The administrator should consider enabling debug within the hook; specifically, in the run_command function. By enabling debug, the stdout, stderr, and rc will be logged in the daemon log file.
DataWarp teardown failed. Contact your Administrator.
The hook attempted to execute the dw_wlm_cli -f teardown function and had received a non-zero exit code from the command.
The administrator should consider enabling debug within the hook; specifically, in the run_command function. By enabling debug, the stdout, stderr, and rc will be logged in the daemon log file.

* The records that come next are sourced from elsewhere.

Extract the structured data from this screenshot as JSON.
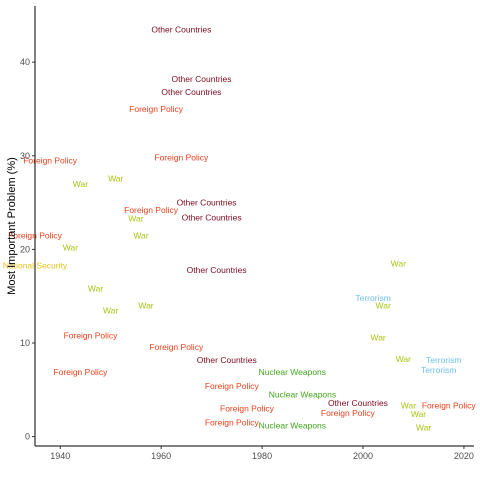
{
  "chart_data": {
    "type": "scatter",
    "title": "",
    "xlabel": "",
    "ylabel": "Most Important Problem (%)",
    "xlim": [
      1935,
      2022
    ],
    "ylim": [
      -1,
      46
    ],
    "x_ticks": [
      1940,
      1960,
      1980,
      2000,
      2020
    ],
    "y_ticks": [
      0,
      10,
      20,
      30,
      40
    ],
    "grid": false,
    "legend": "none",
    "categories": {
      "Other Countries": "#7b0a1f",
      "Foreign Policy": "#e8411c",
      "National Security": "#e6c21e",
      "War": "#a8c414",
      "Nuclear Weapons": "#41a51e",
      "Terrorism": "#6fc0e6"
    },
    "points": [
      {
        "label": "Other Countries",
        "x": 1964,
        "y": 43.5
      },
      {
        "label": "Other Countries",
        "x": 1968,
        "y": 38.2
      },
      {
        "label": "Other Countries",
        "x": 1966,
        "y": 36.8
      },
      {
        "label": "Foreign Policy",
        "x": 1959,
        "y": 35.0
      },
      {
        "label": "Foreign Policy",
        "x": 1938,
        "y": 29.5
      },
      {
        "label": "Foreign Policy",
        "x": 1964,
        "y": 29.8
      },
      {
        "label": "War",
        "x": 1944,
        "y": 27.0
      },
      {
        "label": "War",
        "x": 1951,
        "y": 27.6
      },
      {
        "label": "Other Countries",
        "x": 1969,
        "y": 25.0
      },
      {
        "label": "Foreign Policy",
        "x": 1958,
        "y": 24.2
      },
      {
        "label": "Other Countries",
        "x": 1970,
        "y": 23.4
      },
      {
        "label": "War",
        "x": 1955,
        "y": 23.3
      },
      {
        "label": "Foreign Policy",
        "x": 1935,
        "y": 21.5
      },
      {
        "label": "War",
        "x": 1956,
        "y": 21.5
      },
      {
        "label": "War",
        "x": 1942,
        "y": 20.2
      },
      {
        "label": "National Security",
        "x": 1935,
        "y": 18.3
      },
      {
        "label": "Other Countries",
        "x": 1971,
        "y": 17.8
      },
      {
        "label": "War",
        "x": 2007,
        "y": 18.5
      },
      {
        "label": "War",
        "x": 1947,
        "y": 15.8
      },
      {
        "label": "War",
        "x": 1957,
        "y": 14.0
      },
      {
        "label": "War",
        "x": 1950,
        "y": 13.5
      },
      {
        "label": "Terrorism",
        "x": 2002,
        "y": 14.8
      },
      {
        "label": "War",
        "x": 2004,
        "y": 14.0
      },
      {
        "label": "Foreign Policy",
        "x": 1946,
        "y": 10.8
      },
      {
        "label": "Foreign Policy",
        "x": 1963,
        "y": 9.6
      },
      {
        "label": "War",
        "x": 2003,
        "y": 10.6
      },
      {
        "label": "Other Countries",
        "x": 1973,
        "y": 8.2
      },
      {
        "label": "War",
        "x": 2008,
        "y": 8.3
      },
      {
        "label": "Terrorism",
        "x": 2016,
        "y": 8.2
      },
      {
        "label": "Foreign Policy",
        "x": 1944,
        "y": 6.9
      },
      {
        "label": "Nuclear Weapons",
        "x": 1986,
        "y": 6.9
      },
      {
        "label": "Terrorism",
        "x": 2015,
        "y": 7.1
      },
      {
        "label": "Foreign Policy",
        "x": 1974,
        "y": 5.4
      },
      {
        "label": "Nuclear Weapons",
        "x": 1988,
        "y": 4.5
      },
      {
        "label": "Other Countries",
        "x": 1999,
        "y": 3.6
      },
      {
        "label": "War",
        "x": 2009,
        "y": 3.3
      },
      {
        "label": "Foreign Policy",
        "x": 2017,
        "y": 3.3
      },
      {
        "label": "Foreign Policy",
        "x": 1977,
        "y": 3.0
      },
      {
        "label": "Foreign Policy",
        "x": 1997,
        "y": 2.5
      },
      {
        "label": "War",
        "x": 2011,
        "y": 2.4
      },
      {
        "label": "Foreign Policy",
        "x": 1974,
        "y": 1.5
      },
      {
        "label": "Nuclear Weapons",
        "x": 1986,
        "y": 1.2
      },
      {
        "label": "War",
        "x": 2012,
        "y": 1.0
      }
    ]
  }
}
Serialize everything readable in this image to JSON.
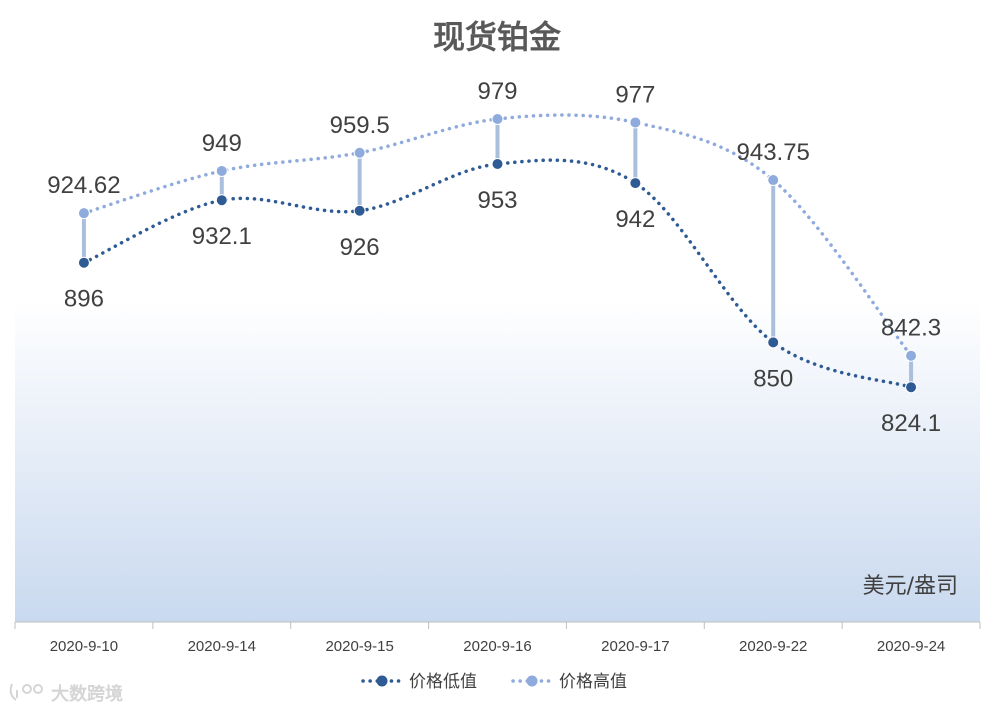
{
  "chart_data": {
    "type": "line",
    "title": "现货铂金",
    "unit_label": "美元/盎司",
    "categories": [
      "2020-9-10",
      "2020-9-14",
      "2020-9-15",
      "2020-9-16",
      "2020-9-17",
      "2020-9-22",
      "2020-9-24"
    ],
    "series": [
      {
        "name": "价格低值",
        "values": [
          896,
          932.1,
          926,
          953,
          942,
          850,
          824.1
        ],
        "labels": [
          "896",
          "932.1",
          "926",
          "953",
          "942",
          "850",
          "824.1"
        ],
        "color": "#2f5b95"
      },
      {
        "name": "价格高值",
        "values": [
          924.62,
          949,
          959.5,
          979,
          977,
          943.75,
          842.3
        ],
        "labels": [
          "924.62",
          "949",
          "959.5",
          "979",
          "977",
          "943.75",
          "842.3"
        ],
        "color": "#8faadc"
      }
    ],
    "drop_line_color": "#a9bfdc",
    "plot_gradient": [
      "#ffffff",
      "#c9d9ef"
    ],
    "legend_position": "bottom",
    "grid": false,
    "line_style": "dotted-smooth"
  },
  "watermark": "大数跨境"
}
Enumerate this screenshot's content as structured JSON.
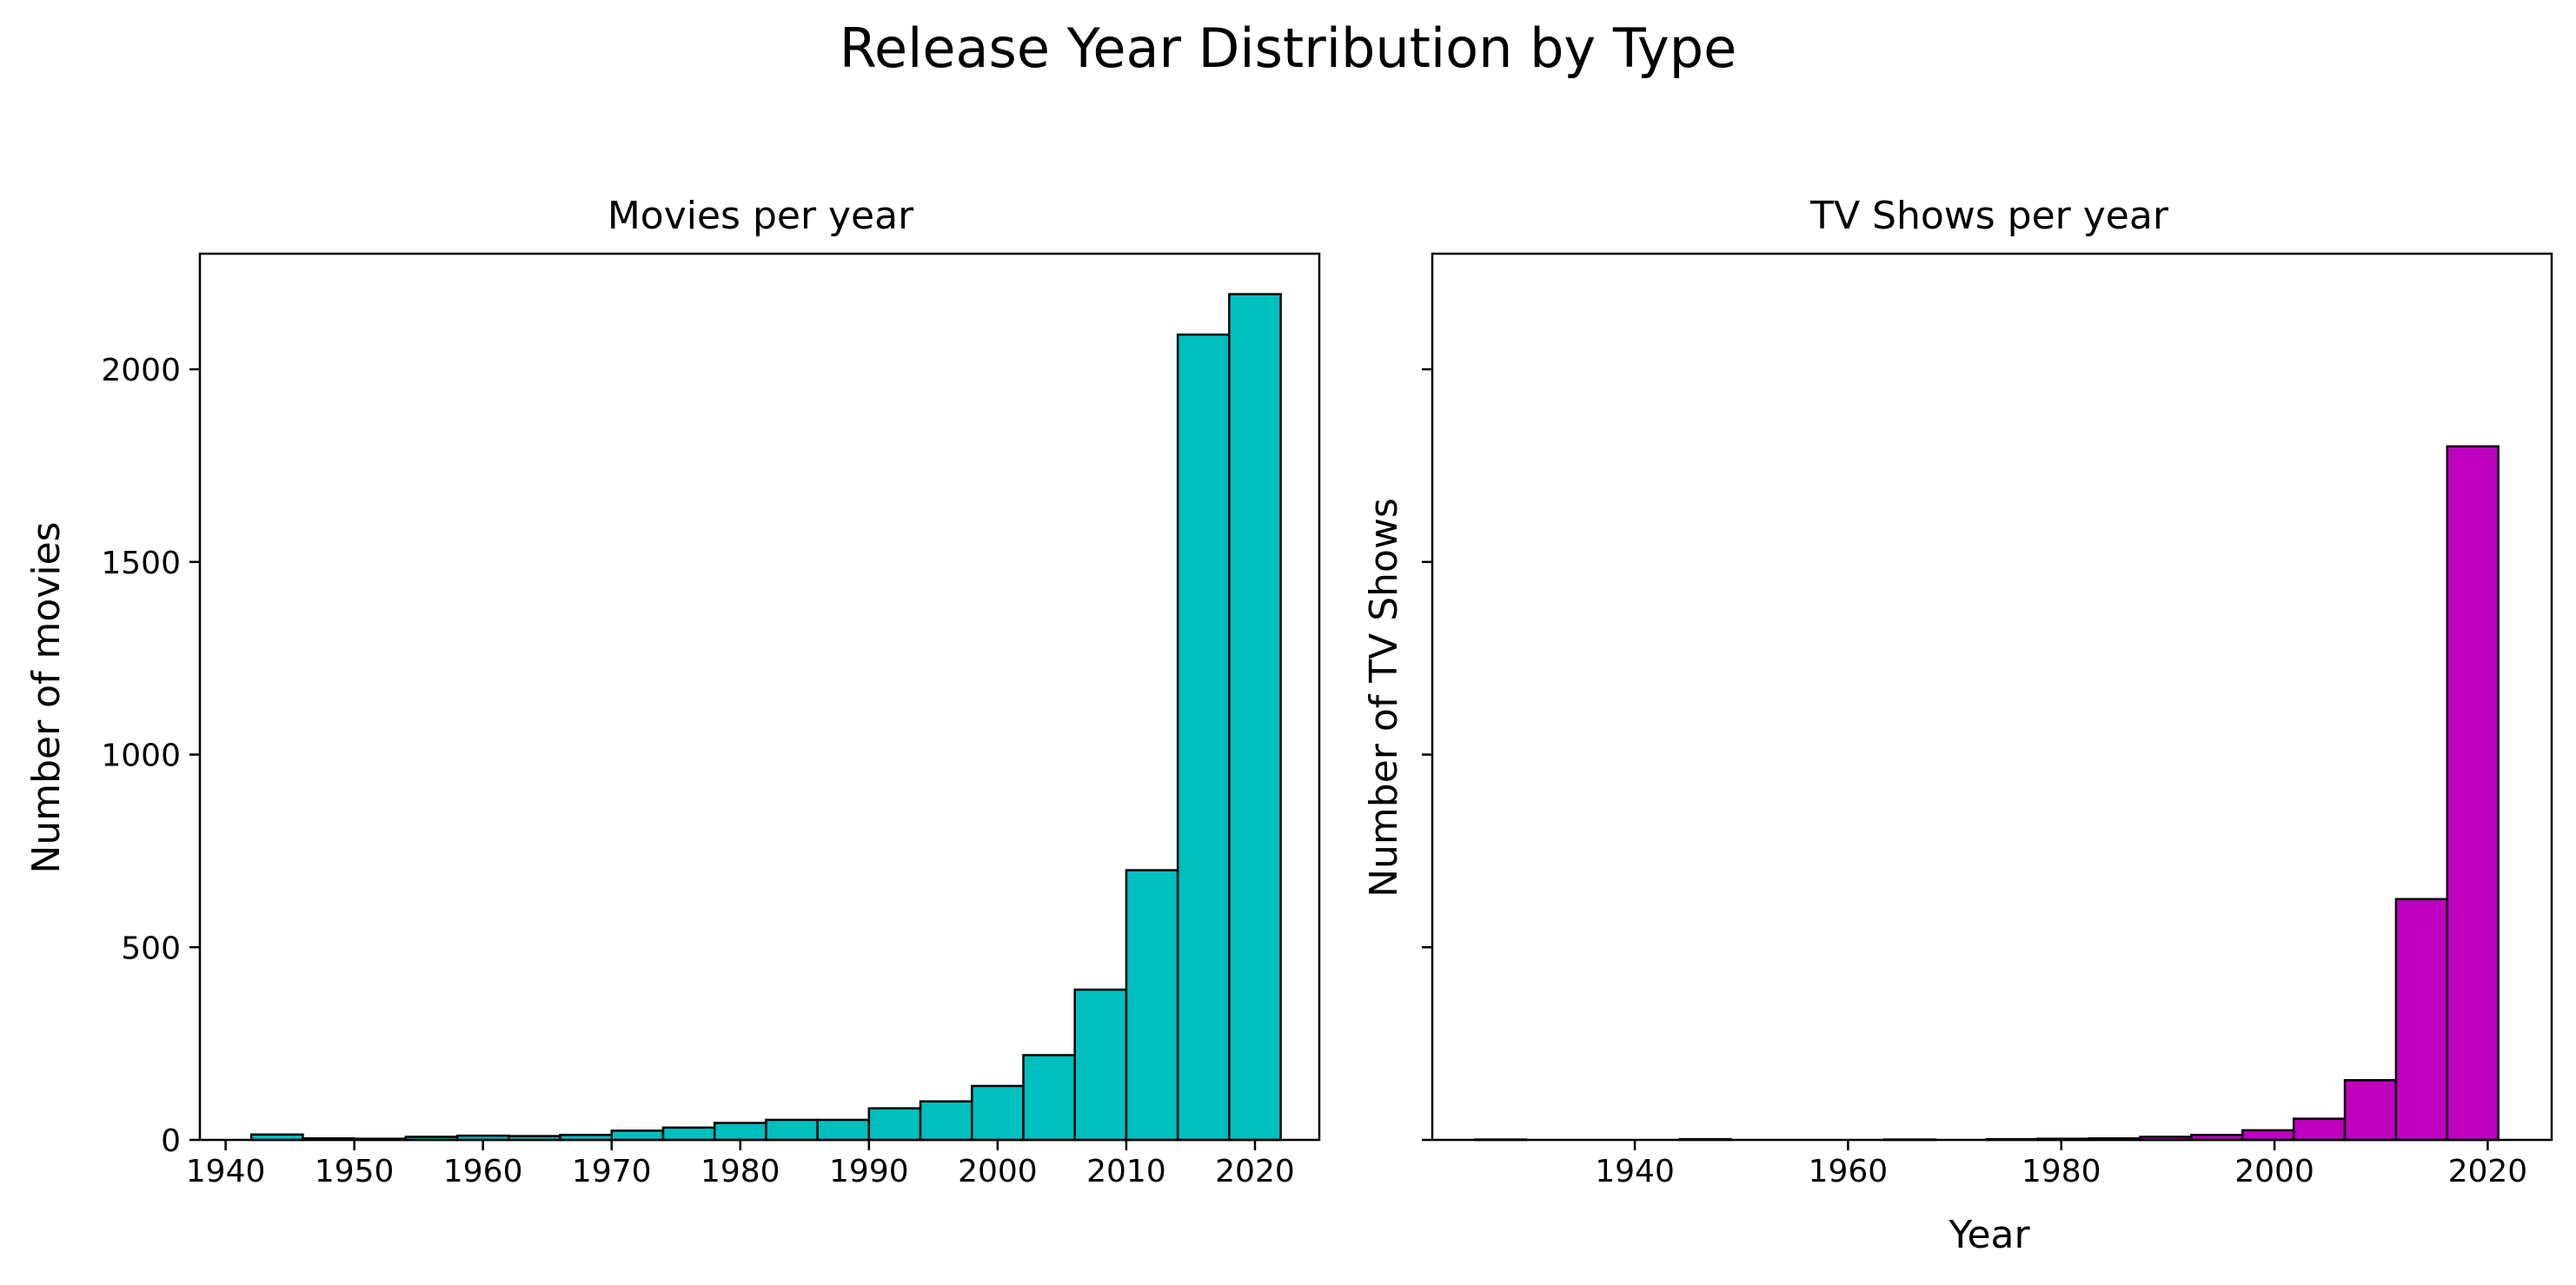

DataWarp data_out succeed.
Confirms that the DataWarp data_out function completed successful.
DataWarp teardown succeed.
Confirms that the DataWarp teardown function completed successful.
DataWarp setup, data_in, or post_run job. Skipping data_out and teardown.
Acknowledges that the job is associated to DataWarp. More specifically, the log confirms that the job is a DataWarp setup, data_in, or post_run job, and it will skip the DataWarp data_out and teardown functions. This log will help the administrator trace the DataWarp workflow that was discussed earlier in the Introduction.
Not a DataWarp data_out & teardown job.
Acknowledges that the job is *not* a DataWarp job, and will bail out of the hook quickly.